The only other thing I had on the docket for that day was visiting the Namsam Tower on Nam mountain, in the heart of central Seoul. At this point it is basically obligatory, having ascended the equivalents in Santiago, Auckland, Sydney, Osaka, with a failed attempt to do so in Tokyo (the building observation deck was closed).

Namsan Tower is substantially shorter than the others I have visited, but as it is perched on a mountain of about the same height (~250m), the view is at least as good.

The run up to this place involved a bus transfer, a fairly substantial wait for your ticket number to come up, and some light-oriented indoor art before the ascent.

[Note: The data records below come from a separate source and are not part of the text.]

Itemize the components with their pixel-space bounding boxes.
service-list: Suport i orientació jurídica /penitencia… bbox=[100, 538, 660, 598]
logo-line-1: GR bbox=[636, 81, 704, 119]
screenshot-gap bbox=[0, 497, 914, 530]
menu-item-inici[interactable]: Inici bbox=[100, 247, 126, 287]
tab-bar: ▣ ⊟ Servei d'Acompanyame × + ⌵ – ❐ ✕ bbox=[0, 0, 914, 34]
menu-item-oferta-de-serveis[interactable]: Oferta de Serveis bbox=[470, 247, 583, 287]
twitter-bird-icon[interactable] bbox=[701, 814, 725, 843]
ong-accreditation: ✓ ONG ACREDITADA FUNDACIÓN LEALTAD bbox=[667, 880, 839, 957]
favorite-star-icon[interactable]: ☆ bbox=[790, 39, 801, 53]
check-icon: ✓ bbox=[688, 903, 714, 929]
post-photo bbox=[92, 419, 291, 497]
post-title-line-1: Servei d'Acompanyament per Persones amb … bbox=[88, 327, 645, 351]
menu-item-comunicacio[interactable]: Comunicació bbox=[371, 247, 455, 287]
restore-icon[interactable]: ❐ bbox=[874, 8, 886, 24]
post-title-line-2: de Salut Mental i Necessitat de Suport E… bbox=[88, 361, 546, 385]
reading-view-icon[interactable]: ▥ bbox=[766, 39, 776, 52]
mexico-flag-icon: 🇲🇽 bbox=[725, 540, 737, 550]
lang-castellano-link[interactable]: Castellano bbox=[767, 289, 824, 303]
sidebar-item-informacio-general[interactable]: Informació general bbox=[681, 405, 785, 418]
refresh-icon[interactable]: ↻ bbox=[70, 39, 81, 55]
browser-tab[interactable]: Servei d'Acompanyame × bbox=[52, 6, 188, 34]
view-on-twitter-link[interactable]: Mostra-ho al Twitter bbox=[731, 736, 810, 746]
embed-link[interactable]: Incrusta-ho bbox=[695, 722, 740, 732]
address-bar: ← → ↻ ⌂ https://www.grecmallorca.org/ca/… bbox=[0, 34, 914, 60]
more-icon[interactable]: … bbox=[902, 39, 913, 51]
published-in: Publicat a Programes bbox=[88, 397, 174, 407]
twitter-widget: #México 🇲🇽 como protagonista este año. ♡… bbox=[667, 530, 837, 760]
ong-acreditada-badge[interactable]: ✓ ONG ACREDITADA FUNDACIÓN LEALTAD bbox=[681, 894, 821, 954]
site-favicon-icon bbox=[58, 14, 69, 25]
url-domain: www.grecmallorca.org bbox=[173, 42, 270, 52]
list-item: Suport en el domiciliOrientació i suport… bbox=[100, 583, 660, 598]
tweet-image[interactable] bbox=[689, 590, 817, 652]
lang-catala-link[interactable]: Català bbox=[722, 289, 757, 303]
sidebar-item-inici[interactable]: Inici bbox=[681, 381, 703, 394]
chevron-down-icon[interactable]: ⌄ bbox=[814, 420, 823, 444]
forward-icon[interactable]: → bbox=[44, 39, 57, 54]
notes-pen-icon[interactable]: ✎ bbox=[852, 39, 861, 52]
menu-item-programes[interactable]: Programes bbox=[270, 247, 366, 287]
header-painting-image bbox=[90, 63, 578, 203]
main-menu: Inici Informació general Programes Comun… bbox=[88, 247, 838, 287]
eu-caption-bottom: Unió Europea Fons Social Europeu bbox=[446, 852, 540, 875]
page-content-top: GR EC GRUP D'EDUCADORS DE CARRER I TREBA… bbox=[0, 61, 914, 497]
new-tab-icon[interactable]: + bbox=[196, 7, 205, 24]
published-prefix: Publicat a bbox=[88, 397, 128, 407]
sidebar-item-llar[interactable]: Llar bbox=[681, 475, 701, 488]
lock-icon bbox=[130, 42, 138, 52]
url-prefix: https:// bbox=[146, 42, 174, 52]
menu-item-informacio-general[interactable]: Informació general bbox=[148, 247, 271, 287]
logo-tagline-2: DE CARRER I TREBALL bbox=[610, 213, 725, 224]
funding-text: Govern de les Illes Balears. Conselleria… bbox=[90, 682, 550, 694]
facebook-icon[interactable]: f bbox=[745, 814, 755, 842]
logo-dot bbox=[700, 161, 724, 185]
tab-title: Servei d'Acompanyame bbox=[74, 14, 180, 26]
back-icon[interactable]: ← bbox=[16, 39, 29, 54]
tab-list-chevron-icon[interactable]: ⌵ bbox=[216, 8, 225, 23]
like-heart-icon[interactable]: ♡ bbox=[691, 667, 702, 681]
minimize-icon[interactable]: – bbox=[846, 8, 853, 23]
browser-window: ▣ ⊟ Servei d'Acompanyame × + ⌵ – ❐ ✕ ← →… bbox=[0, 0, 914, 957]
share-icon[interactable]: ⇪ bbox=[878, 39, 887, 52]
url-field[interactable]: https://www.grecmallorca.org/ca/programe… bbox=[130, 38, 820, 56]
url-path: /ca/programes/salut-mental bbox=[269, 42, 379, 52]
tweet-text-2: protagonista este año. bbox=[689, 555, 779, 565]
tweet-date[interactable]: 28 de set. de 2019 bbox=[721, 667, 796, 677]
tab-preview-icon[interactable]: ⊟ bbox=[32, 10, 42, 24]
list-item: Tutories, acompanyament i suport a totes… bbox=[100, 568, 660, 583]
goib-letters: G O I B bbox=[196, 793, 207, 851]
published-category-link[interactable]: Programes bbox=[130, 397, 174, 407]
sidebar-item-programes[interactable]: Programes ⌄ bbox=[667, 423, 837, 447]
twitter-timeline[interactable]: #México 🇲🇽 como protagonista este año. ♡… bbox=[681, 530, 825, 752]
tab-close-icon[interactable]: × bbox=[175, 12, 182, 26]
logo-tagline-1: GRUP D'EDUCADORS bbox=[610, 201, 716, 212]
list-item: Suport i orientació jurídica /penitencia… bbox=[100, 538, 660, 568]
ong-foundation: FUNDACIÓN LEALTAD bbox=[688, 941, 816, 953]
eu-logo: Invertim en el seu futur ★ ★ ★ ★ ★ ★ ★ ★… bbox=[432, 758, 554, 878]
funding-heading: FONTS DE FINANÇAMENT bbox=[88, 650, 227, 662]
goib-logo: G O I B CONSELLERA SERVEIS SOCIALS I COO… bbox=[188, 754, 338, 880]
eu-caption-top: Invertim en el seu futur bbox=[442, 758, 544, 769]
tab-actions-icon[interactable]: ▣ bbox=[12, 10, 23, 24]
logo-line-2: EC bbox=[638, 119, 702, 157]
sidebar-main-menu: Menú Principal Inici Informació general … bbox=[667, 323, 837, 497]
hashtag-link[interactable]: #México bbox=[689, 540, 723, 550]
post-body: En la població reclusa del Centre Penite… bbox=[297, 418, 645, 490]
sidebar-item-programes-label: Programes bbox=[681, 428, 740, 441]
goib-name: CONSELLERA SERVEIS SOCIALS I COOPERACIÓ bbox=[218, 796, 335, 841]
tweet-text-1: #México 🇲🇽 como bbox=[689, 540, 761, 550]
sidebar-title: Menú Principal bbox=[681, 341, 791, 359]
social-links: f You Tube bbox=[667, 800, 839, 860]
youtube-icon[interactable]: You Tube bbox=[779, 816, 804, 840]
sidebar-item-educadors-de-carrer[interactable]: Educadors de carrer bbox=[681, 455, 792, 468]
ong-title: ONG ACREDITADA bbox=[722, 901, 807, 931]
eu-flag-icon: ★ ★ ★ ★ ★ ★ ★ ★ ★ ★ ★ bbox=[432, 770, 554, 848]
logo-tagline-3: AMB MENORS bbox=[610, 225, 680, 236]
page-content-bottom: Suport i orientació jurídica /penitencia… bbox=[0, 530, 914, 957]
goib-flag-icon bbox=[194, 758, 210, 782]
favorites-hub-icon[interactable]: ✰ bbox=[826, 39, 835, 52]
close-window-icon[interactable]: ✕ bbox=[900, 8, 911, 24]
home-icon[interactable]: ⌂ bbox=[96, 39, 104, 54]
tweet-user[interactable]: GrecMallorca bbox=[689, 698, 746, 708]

Some people were really into it:

The elevator up was composed entirely of screens that played a preview of the tower you were already inside of, similar to the Sydney tower but (1) it wasn’t wasting your time and (2) it didn’t try to do some garbage headache-inducing 3D gimmick.

The view of the city itself was beautiful and just about worth the time and cost.
The look south to the Han river and its many crossings.

As it was a Wednesday, most of the queer bars I was interested in visiting were closed. After a short walk around a block, after ignoring the entreaties of feminine figures still plying their trade in this area, I arrived at what appeared to be the one open bar I could find that seemed welcoming: Always Homme.

One of the bartenders with his big fluffy dog.

If you were to search for this place, you would find basically a nonstop supply of 1-star reviews and they are all basically accurate. Between aggressive touting and being just wildly overcharged, I can’t really recommend the place. That said, my two experiences there were basically fine and the staff were quite friendly, though I ended up paying for the drinks of a local minor celebrity director:

He seemed a little upset I had never heard of him. I would normally ask for permission before using a photo, but I ended up paying for all of his drinks without any explicit consent on my part so?

Anyway, what I can recommend is a beverage they introduced me to that I would try again in the following days - Agwa de Bolivia:

Agwa de Bolivia…is a herbal liqueur made with Bolivian coca leaves and 37 other natural herbs and botanicals including green tea, ginseng, and guarana, distilled and produced in Amsterdam by BABCO Europe Limited. The coca leaf content of the drink, like that in Coca-Cola, has the cocaine alkaloids removed during production, and does not contain the drug.

Despite the origin of its ingredients, I suspect it might be most popular in Korea. The reference image on Wikipedia cites this specific neighborhood.